Les paroles du prince héritier avaient certes piqué la curiosité de tous, mais elles avaient aussi distrait Linghe, absorbée par sa peinture. Sa main trembla de nouveau, et cette fois, une goutte d'encre noire tomba directement sur le corps de l'oiseau. Une toile parfaitement réussie était ainsi ruinée. De plus, il semblait que Moyan l'avait déjà terminée

; il était donc peu probable qu'elle puisse la repeindre.

Serrant les dents, elle fit de son mieux pour sauver la situation. Elle pensait avec ressentiment que Mo Yan avait dû mal peindre, et que c'était pour cela que le prince héritier avait délibérément fait du bruit pour la perturber. Elle se plongea dans sa peinture, ignorant les bruits extérieurs. Cependant, plus elle y pensait, plus Linghe s'agitait, et son pinceau tremblait. Son tableau, « Cent oiseaux rendant hommage au phénix », était en proie au chaos…

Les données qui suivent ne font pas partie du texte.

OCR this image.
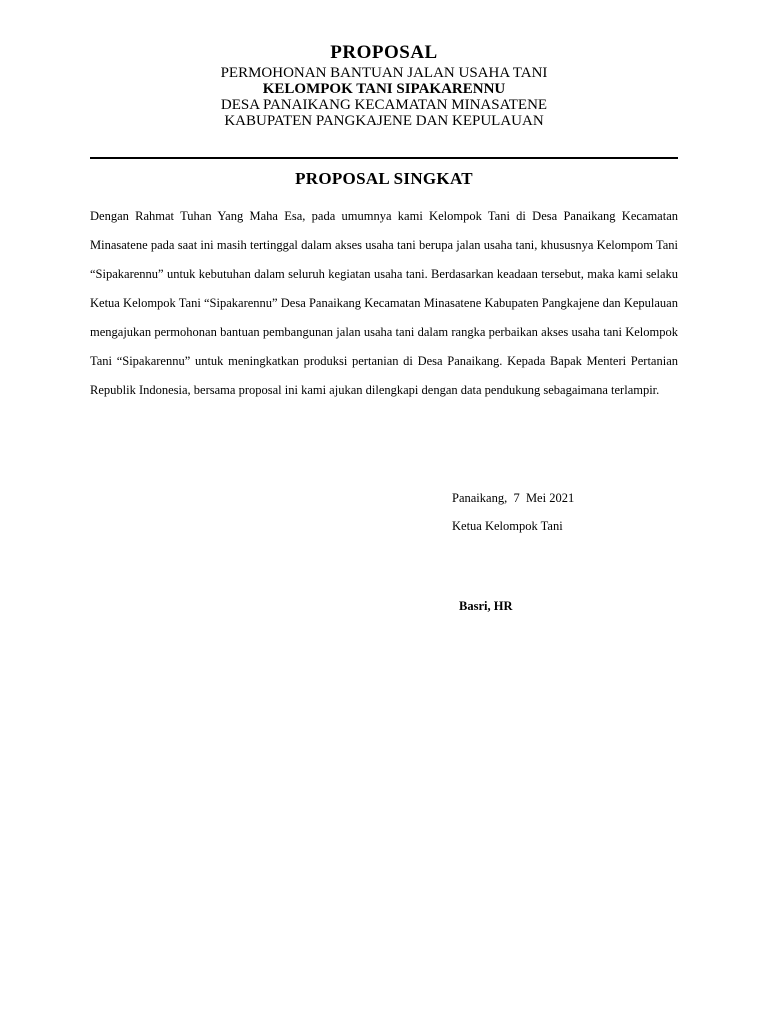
PROPOSAL
PERMOHONAN BANTUAN JALAN USAHA TANI
KELOMPOK TANI SIPAKARENNU
DESA PANAIKANG KECAMATAN MINASATENE
KABUPATEN PANGKAJENE DAN KEPULAUAN
PROPOSAL SINGKAT

Dengan Rahmat Tuhan Yang Maha Esa, pada umumnya kami Kelompok Tani di Desa Panaikang Kecamatan Minasatene pada saat ini masih tertinggal dalam akses usaha tani berupa jalan usaha tani, khususnya Kelompom Tani “Sipakarennu” untuk kebutuhan dalam seluruh kegiatan usaha tani. Berdasarkan keadaan tersebut, maka kami selaku Ketua Kelompok Tani “Sipakarennu” Desa Panaikang Kecamatan Minasatene Kabupaten Pangkajene dan Kepulauan mengajukan permohonan bantuan pembangunan jalan usaha tani dalam rangka perbaikan akses usaha tani Kelompok Tani “Sipakarennu” untuk meningkatkan produksi pertanian di Desa Panaikang. Kepada Bapak Menteri Pertanian Republik Indonesia, bersama proposal ini kami ajukan dilengkapi dengan data pendukung sebagaimana terlampir.

Panaikang,  7  Mei 2021
Ketua Kelompok Tani
Basri, HR
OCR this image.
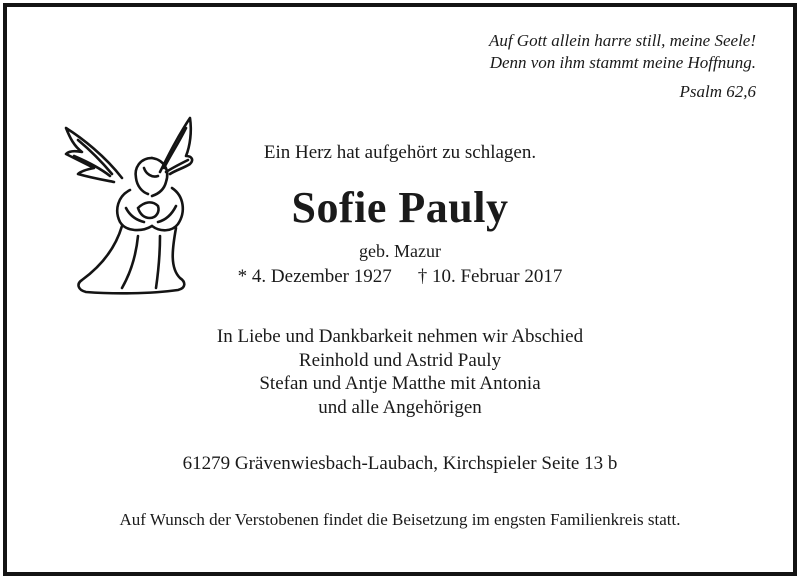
Auf Gott allein harre still, meine Seele!
Denn von ihm stammt meine Hoffnung.
Psalm 62,6
Ein Herz hat aufgehört zu schlagen.
Sofie Pauly
geb. Mazur
* 4. Dezember 1927 † 10. Februar 2017
In Liebe und Dankbarkeit nehmen wir Abschied
Reinhold und Astrid Pauly
Stefan und Antje Matthe mit Antonia
und alle Angehörigen
61279 Grävenwiesbach-Laubach, Kirchspieler Seite 13 b
Auf Wunsch der Verstobenen findet die Beisetzung im engsten Familienkreis statt.
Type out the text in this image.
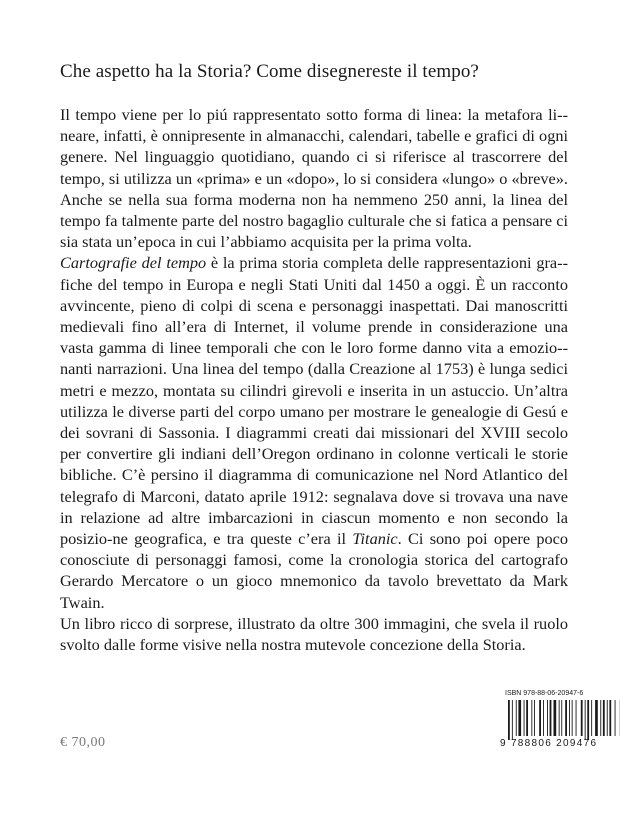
Che aspetto ha la Storia? Come disegnereste il tempo?

Il tempo viene per lo piú rappresentato sotto forma di linea: la metafora li-neare, infatti, è onnipresente in almanacchi, calendari, tabelle e grafici di ogni genere. Nel linguaggio quotidiano, quando ci si riferisce al trascorrere del tempo, si utilizza un «prima» e un «dopo», lo si considera «lungo» o «breve». Anche se nella sua forma moderna non ha nemmeno 250 anni, la linea del tempo fa talmente parte del nostro bagaglio culturale che si fatica a pensare ci sia stata un’epoca in cui l’abbiamo acquisita per la prima volta.

Cartografie del tempo è la prima storia completa delle rappresentazioni gra-fiche del tempo in Europa e negli Stati Uniti dal 1450 a oggi. È un racconto avvincente, pieno di colpi di scena e personaggi inaspettati. Dai manoscritti medievali fino all’era di Internet, il volume prende in considerazione una vasta gamma di linee temporali che con le loro forme danno vita a emozio-nanti narrazioni. Una linea del tempo (dalla Creazione al 1753) è lunga sedici metri e mezzo, montata su cilindri girevoli e inserita in un astuccio. Un’altra utilizza le diverse parti del corpo umano per mostrare le genealogie di Gesú e dei sovrani di Sassonia. I diagrammi creati dai missionari del XVIII secolo per convertire gli indiani dell’Oregon ordinano in colonne verticali le storie bibliche. C’è persino il diagramma di comunicazione nel Nord Atlantico del telegrafo di Marconi, datato aprile 1912: segnalava dove si trovava una nave in relazione ad altre imbarcazioni in ciascun momento e non secondo la posizio-ne geografica, e tra queste c’era il Titanic. Ci sono poi opere poco conosciute di personaggi famosi, come la cronologia storica del cartografo Gerardo Mercatore o un gioco mnemonico da tavolo brevettato da Mark Twain.

Un libro ricco di sorprese, illustrato da oltre 300 immagini, che svela il ruolo svolto dalle forme visive nella nostra mutevole concezione della Storia.

€ 70,00
ISBN 978-88-06-20947-6
9 788806 209476
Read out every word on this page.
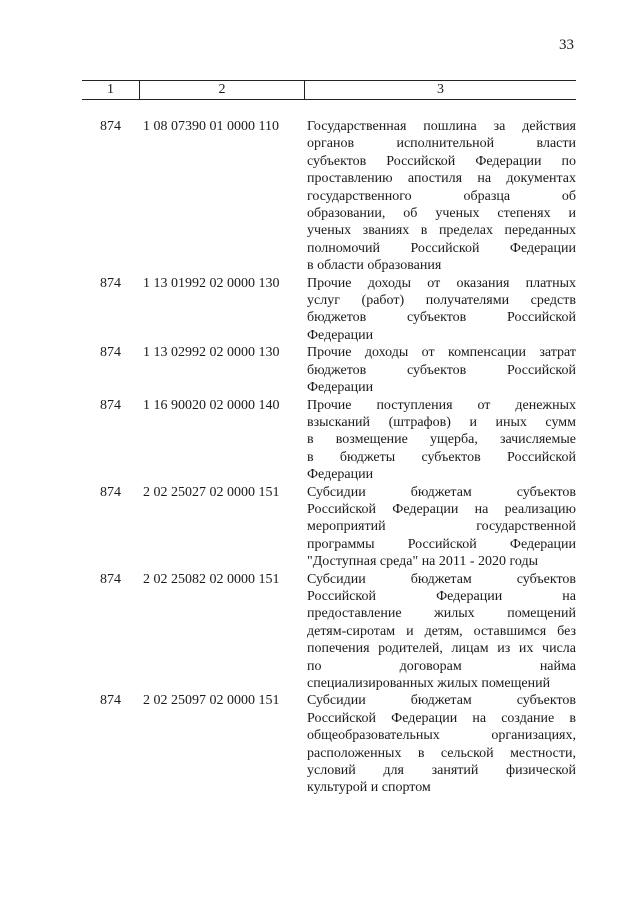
33
1	2	3
874	1 08 07390 01 0000 110	Государственная пошлина за действия
органов исполнительной власти
субъектов Российской Федерации по
проставлению апостиля на документах
государственного образца об
образовании, об ученых степенях и
ученых званиях в пределах переданных
полномочий Российской Федерации
в области образования
874	1 13 01992 02 0000 130	Прочие доходы от оказания платных
услуг (работ) получателями средств
бюджетов субъектов Российской
Федерации
874	1 13 02992 02 0000 130	Прочие доходы от компенсации затрат
бюджетов субъектов Российской
Федерации
874	1 16 90020 02 0000 140	Прочие поступления от денежных
взысканий (штрафов) и иных сумм
в возмещение ущерба, зачисляемые
в бюджеты субъектов Российской
Федерации
874	2 02 25027 02 0000 151	Субсидии бюджетам субъектов
Российской Федерации на реализацию
мероприятий государственной
программы Российской Федерации
"Доступная среда" на 2011 - 2020 годы
874	2 02 25082 02 0000 151	Субсидии бюджетам субъектов
Российской Федерации на
предоставление жилых помещений
детям-сиротам и детям, оставшимся без
попечения родителей, лицам из их числа
по договорам найма
специализированных жилых помещений
874	2 02 25097 02 0000 151	Субсидии бюджетам субъектов
Российской Федерации на создание в
общеобразовательных организациях,
расположенных в сельской местности,
условий для занятий физической
культурой и спортом
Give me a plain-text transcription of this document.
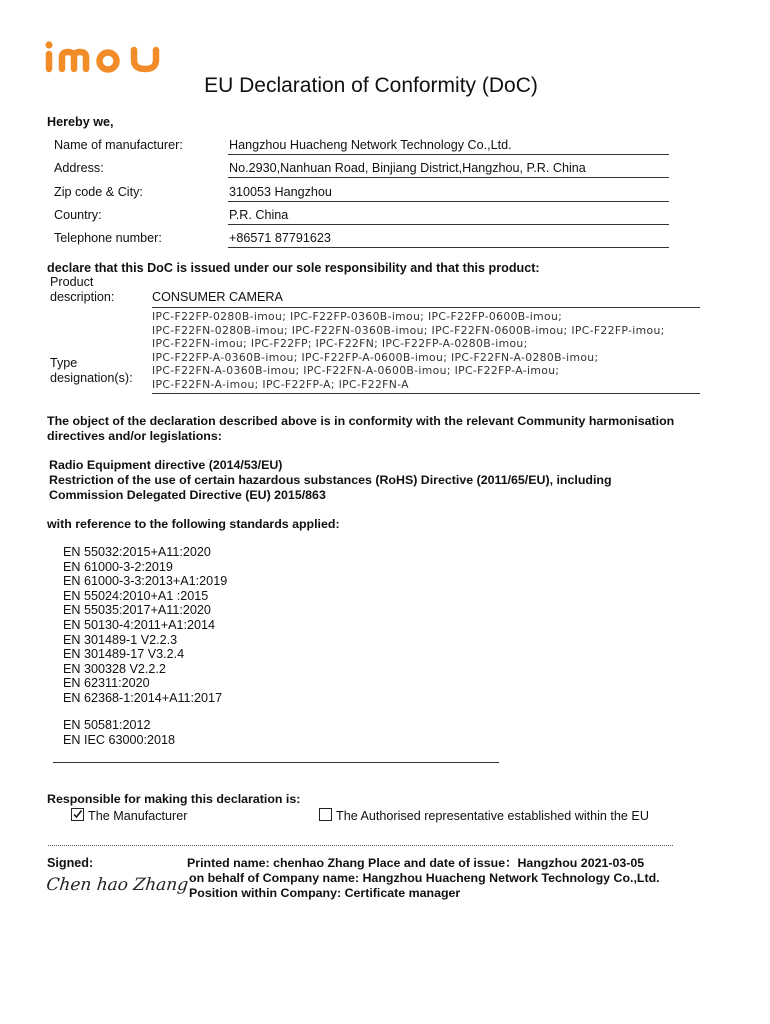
EU Declaration of Conformity (DoC)
Hereby we,
Name of manufacturer:	Hangzhou Huacheng Network Technology Co.,Ltd.
Address:	No.2930,Nanhuan Road, Binjiang District,Hangzhou, P.R. China
Zip code & City:	310053 Hangzhou
Country:	P.R. China
Telephone number:	+86571 87791623
declare that this DoC is issued under our sole responsibility and that this product:
Product
description:	CONSUMER CAMERA
Type
designation(s):
IPC-F22FP-0280B-imou; IPC-F22FP-0360B-imou; IPC-F22FP-0600B-imou;
IPC-F22FN-0280B-imou; IPC-F22FN-0360B-imou; IPC-F22FN-0600B-imou; IPC-F22FP-imou;
IPC-F22FN-imou; IPC-F22FP; IPC-F22FN; IPC-F22FP-A-0280B-imou;
IPC-F22FP-A-0360B-imou; IPC-F22FP-A-0600B-imou; IPC-F22FN-A-0280B-imou;
IPC-F22FN-A-0360B-imou; IPC-F22FN-A-0600B-imou; IPC-F22FP-A-imou;
IPC-F22FN-A-imou; IPC-F22FP-A; IPC-F22FN-A
The object of the declaration described above is in conformity with the relevant Community harmonisation
directives and/or legislations:
Radio Equipment directive (2014/53/EU)
Restriction of the use of certain hazardous substances (RoHS) Directive (2011/65/EU), including
Commission Delegated Directive (EU) 2015/863
with reference to the following standards applied:
EN 55032:2015+A11:2020
EN 61000-3-2:2019
EN 61000-3-3:2013+A1:2019
EN 55024:2010+A1 :2015
EN 55035:2017+A11:2020
EN 50130-4:2011+A1:2014
EN 301489-1 V2.2.3
EN 301489-17 V3.2.4
EN 300328 V2.2.2
EN 62311:2020
EN 62368-1:2014+A11:2017
EN 50581:2012
EN IEC 63000:2018
Responsible for making this declaration is:
The Manufacturer	The Authorised representative established within the EU
Signed:
Chen hao Zhang
Printed name: chenhao Zhang Place and date of issue：Hangzhou 2021-03-05
on behalf of Company name: Hangzhou Huacheng Network Technology Co.,Ltd.
Position within Company: Certificate manager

L'encre du tableau de Mo Yan était encore fraîche, mais le prince héritier le prit avec un grand enthousiasme, l'air pleinement satisfait, comme si le simple fait de voir ce tableau et de lire ce poème de son vivant suffisait à donner un sens à sa vie.

« Quel beau tableau et quel beau poème ! Mademoiselle Moyan est vraiment talentueuse. » Le prince héritier ne s'offusqua pas d'être appelé page et, tout en parlant, il prit délicatement le tableau et s'approcha de l'empereur.